(Cyberwar.news) In 2010 the Federal Trade Commission launched an initiative aimed at preventing online media and tech companies from tracking the activities of users, but five years later the effort has largely been a failure because the biggest firms were essentially exempted.
As reported by Recode, the FTC’s action – which was similar to the also-failed “Do Not Call Registry” in that it did not adequately end unwanted telemarking calls [PDF] – came after a series of reports by The Wall Street Journal that exposed the underhanded and secretive manner in which tech/media companies collected users’ personal data, so they could target them with advertising.
And while many felt the intentions were good, the manner in which the initiative was set up and launched gave a distinct advantage to the largest tech firms.

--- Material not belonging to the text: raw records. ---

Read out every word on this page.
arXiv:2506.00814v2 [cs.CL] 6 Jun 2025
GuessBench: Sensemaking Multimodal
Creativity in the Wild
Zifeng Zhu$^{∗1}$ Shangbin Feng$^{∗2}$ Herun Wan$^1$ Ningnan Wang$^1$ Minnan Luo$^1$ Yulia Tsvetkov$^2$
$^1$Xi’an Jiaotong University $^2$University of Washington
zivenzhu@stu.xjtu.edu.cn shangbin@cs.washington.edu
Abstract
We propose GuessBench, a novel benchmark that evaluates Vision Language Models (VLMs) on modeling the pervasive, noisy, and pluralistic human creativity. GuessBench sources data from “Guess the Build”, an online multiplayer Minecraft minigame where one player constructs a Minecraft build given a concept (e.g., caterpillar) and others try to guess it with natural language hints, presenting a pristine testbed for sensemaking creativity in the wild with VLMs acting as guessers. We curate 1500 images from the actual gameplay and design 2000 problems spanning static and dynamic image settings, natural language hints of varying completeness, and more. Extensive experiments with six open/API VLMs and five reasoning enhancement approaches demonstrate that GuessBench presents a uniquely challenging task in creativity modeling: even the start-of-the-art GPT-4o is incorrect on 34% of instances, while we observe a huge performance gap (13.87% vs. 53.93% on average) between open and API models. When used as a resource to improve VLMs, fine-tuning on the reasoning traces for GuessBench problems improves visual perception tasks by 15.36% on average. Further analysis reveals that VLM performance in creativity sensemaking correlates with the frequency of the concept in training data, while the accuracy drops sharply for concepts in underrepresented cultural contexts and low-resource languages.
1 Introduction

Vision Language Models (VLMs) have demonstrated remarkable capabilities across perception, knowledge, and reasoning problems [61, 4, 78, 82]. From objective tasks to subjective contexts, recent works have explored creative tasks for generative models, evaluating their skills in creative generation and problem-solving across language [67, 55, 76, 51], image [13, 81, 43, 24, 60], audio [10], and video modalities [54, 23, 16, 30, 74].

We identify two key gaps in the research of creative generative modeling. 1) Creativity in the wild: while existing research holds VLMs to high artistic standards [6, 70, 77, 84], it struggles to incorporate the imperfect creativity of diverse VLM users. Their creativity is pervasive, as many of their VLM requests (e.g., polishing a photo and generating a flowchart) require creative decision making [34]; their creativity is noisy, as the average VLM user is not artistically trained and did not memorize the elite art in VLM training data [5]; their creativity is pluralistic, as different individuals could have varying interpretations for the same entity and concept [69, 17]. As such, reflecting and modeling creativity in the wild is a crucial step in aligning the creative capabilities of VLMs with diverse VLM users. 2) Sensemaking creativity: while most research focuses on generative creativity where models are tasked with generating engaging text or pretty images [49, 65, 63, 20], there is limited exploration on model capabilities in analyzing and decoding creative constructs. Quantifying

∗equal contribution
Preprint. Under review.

In other words, they were pretty much free to continue doing exactly what the FTC’s “Do Not Track” initiative was intended to stop.
Recode reported further:
By tapping the World Wide Web Consortium, an organization that sets standards for the Web, to work out the details for implementing Do Not Track, the FTC relied on a group dominated by powerful Internet companies. These companies included Google, Facebook and Yahoo, whose businesses depend on online advertising, which require the precision tracking of users. To put it another way, that’s like Sony Pictures inviting the North Koreans to run vulnerability tests on its computer networks.
It’s of little surprise, then, that the Consortium, which created a working group that initially involved representatives from technology, advertising and publishing — found a way to make life difficult for everyone but the biggest Internet players.
“Incredibly, the same big players who hijacked the process could make this one-sided policy a de facto global standard. This gives them a data advantage through tricks and traps, not product innovation,” David Wainberg, privacy counsel for AppNexus, an ad-tech company, told Recode.
Now, however, Congress appears set to get in on the act. Democratic Sens. Ed Markey of Massachusetts and Richard Blumenthal of Connecticut have filed “The Do Not Track Act” which seeks to put into law what the FTC attempted, however weakly, to implement through policy.
“Consumers need this protection against invasive tracking — companies that collect private, sensitive information with every online click,” Blumenthal said in a statement. “The ‘Do Not Track Act’ prevents privacy abuse and gives back control over personal lives online. People deserve to be empowered to stop trackers who collect and store their personal, private information.”
While that sounds like a noble objective, the measure would put companies like AppNexus at a distinct disadvantage to the larger social media networks and tech companies like Facebook and Google:
The proposed a set of rules released last August for public comment allow Internet publishers with a direct relationship with consumers — say, Facebook or Google — to remember who you are, what you looked at and what you did while on their sites, so long as they don’t pass the information along to third parties. Third parties, such as independent ad networks, would be required to “treat you as someone about whom they know nothing and remember nothing.”
“The Do Not Track debate has put us in an uncomfortable position,” Wainberg said. “In opposing the Do Not Track policy, people can characterize us as anti-privacy. What we do not want [are] policies that tilt the competitive playing field, especially without a commensurate privacy benefit for users.”
Others agreed. John Simpson, privacy director of the Santa Monica-based the nonprofit group Consumer Watchdog, said the measure is “loophole-laden” and essentially toothless.
So, for the time being anyway, tech companies are free to continue tracking you and your online activity, for the purposes of targeting ads. What they do with your information after they have it is, of course, another matter.